Everybody pretty much knows that “they don’t make furniture like they used to” – but how can you tell the difference between good and bad? To make a confusing topic relatively straightforward, here’s a secret…weight.
Let’s start with upholstered pieces…good frames are made from a hardwood (deciduous trees like teak, oak, walnut, maple) which are much stronger and heavier than softwoods. Softwoods, like pine, are not as strong or heavy. They are quick growing compared to hardwoods, which make them quite common in today’s manufactured furniture. Furniture made pre-1970 is more likely made from hardwood.
Better upholstered furniture also has denser cushions, which wear longer. Because the cushions are denser, they weigh more. Combine dense cushions and a hardwood frame and you have a heavy quality upholstered piece that will last.

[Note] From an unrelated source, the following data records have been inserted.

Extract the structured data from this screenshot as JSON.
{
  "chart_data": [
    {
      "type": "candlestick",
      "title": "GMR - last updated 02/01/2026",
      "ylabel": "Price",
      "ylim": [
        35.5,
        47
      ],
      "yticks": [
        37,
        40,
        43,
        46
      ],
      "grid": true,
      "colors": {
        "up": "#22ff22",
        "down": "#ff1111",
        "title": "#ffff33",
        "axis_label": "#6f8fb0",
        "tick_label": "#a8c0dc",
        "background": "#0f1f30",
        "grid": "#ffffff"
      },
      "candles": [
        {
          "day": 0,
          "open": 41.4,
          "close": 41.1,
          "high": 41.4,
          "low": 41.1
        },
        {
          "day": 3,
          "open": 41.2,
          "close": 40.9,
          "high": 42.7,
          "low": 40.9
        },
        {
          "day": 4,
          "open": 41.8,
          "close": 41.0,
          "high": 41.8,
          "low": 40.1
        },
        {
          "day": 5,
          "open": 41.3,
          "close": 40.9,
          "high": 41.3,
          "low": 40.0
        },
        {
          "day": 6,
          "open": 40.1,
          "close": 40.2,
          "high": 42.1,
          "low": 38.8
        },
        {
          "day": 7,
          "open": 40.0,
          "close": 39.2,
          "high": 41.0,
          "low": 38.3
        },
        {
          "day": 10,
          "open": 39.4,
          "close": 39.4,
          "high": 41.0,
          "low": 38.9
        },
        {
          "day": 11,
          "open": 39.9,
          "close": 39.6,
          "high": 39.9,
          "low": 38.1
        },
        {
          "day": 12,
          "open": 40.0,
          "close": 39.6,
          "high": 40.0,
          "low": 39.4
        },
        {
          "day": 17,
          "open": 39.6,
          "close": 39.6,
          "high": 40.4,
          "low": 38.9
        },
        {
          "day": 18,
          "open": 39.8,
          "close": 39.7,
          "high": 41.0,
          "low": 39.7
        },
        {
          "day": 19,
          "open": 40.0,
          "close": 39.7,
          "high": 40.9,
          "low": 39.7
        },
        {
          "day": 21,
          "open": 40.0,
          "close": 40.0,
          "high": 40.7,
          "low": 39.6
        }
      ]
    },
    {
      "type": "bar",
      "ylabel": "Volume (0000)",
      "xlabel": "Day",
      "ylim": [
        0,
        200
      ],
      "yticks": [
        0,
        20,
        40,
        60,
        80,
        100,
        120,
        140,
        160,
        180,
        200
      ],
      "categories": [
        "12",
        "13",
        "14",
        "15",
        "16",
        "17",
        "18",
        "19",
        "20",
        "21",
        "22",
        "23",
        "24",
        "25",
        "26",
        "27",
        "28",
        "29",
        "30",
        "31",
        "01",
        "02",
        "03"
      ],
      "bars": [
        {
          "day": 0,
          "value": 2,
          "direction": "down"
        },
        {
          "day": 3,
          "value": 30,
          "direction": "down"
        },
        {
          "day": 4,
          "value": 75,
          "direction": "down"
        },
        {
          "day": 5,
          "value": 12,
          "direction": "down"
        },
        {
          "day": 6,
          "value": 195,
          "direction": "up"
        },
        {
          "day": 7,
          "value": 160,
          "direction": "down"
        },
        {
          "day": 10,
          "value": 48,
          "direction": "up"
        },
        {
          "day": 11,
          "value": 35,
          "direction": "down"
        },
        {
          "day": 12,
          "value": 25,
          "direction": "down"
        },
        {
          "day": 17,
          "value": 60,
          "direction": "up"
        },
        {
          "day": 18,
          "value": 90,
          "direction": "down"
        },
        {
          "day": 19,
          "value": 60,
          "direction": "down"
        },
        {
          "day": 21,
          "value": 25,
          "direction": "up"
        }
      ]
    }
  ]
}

But there is a twist! For casegoods, heavier does NOT mean it is better quality. Beginning in the 1980’s and especially since the early 2000’s, there has been an explosion of cheap mass-produced furniture made from MDF (medium density fiberboard) covered with a wood veneer. MDF is heavier than wood – even hardwoods. So all those modern casegoods that weigh a ton? Yep, you guessed it. It’s a pretty good clue that they are made from MDF, not wood. Because MDF is easier to damage, it just won’t last like real wood does.